With Microsoft getting ready to launch its next generation operating system (OS), buyers and vendors appear stuck in a holding pattern staring at soon-to-be dated inventory. As a result, analysts at International Data Corporation (IDC) lowered their outlook on the market and now predict the PC shipments will grow just 0.9 percent in 2012. That's actually up slightly compared to one year ago, though it's the second consecutive year of sub-2 percent growth, IDC says.
IDC's analysis is reflected in disappointing quarters by major OEMs like Hewlett-Packard and Dell , the latter of which noted it's been "challenging" trying to grow a PC business lately, the same word IDC used to describe the current environment.
"The U.S. market will remain depressed until Windows 8 products hit the shelves in the fourth quarter of 2012. The industry is responding by reducing shipments of PCs and clearing Windows 7-based inventories to pave the way for a new generation of systems.

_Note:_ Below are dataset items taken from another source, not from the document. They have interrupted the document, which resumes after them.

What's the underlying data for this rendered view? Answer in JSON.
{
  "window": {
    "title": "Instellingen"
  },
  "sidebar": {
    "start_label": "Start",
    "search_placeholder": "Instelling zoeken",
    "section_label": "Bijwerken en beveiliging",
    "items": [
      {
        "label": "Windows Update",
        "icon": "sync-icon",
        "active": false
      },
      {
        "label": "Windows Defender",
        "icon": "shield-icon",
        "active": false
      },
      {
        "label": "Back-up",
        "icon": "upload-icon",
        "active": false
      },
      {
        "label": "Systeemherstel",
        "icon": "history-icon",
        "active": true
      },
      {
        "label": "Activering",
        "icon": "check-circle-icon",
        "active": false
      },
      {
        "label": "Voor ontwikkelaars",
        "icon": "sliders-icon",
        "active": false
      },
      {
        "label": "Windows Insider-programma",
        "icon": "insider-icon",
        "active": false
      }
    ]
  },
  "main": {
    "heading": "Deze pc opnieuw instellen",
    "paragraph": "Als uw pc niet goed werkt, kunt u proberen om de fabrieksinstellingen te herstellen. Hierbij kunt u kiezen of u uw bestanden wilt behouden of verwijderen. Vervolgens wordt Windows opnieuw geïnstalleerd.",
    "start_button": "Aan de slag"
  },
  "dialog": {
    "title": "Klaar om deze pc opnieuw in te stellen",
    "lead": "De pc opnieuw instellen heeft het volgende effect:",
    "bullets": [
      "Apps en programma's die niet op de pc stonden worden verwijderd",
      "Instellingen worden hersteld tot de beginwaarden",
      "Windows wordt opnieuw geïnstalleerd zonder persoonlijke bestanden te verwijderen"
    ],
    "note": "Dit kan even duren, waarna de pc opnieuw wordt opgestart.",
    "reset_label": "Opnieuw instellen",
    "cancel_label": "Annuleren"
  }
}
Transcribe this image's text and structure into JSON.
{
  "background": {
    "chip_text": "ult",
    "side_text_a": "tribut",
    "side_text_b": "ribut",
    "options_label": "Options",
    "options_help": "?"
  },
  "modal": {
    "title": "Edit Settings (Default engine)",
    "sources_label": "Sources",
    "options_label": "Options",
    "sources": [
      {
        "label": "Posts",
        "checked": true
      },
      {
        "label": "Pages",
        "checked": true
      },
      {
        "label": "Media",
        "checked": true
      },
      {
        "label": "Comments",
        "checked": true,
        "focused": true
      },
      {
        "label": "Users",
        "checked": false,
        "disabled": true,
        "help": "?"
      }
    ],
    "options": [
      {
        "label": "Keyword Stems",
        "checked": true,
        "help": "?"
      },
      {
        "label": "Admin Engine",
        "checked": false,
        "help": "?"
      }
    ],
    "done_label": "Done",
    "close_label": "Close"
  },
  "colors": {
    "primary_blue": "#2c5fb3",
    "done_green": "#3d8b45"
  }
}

But, as we move into the tail end of the third quarter, PC activity will continue to slow as demand drops. The third-quarter back to school season is also proving to be a challenging period, despite prices dropping to their lowest levels. We expect the year will end with shipments in the U.S. falling by 3.7 percent, marking the second consecutive year of contraction," said David Daoud , research director, Personal Computing at IDC.
It's not all gloom and doom, however; IDC says Windows 8 coupled with Ultrabooks could present a positive turn of events next year, though that assumes the market will react positively to Microsoft's touch-friendly OS rather than run it out of town like Windows ME, which was only on store shelves a year before XP appeared.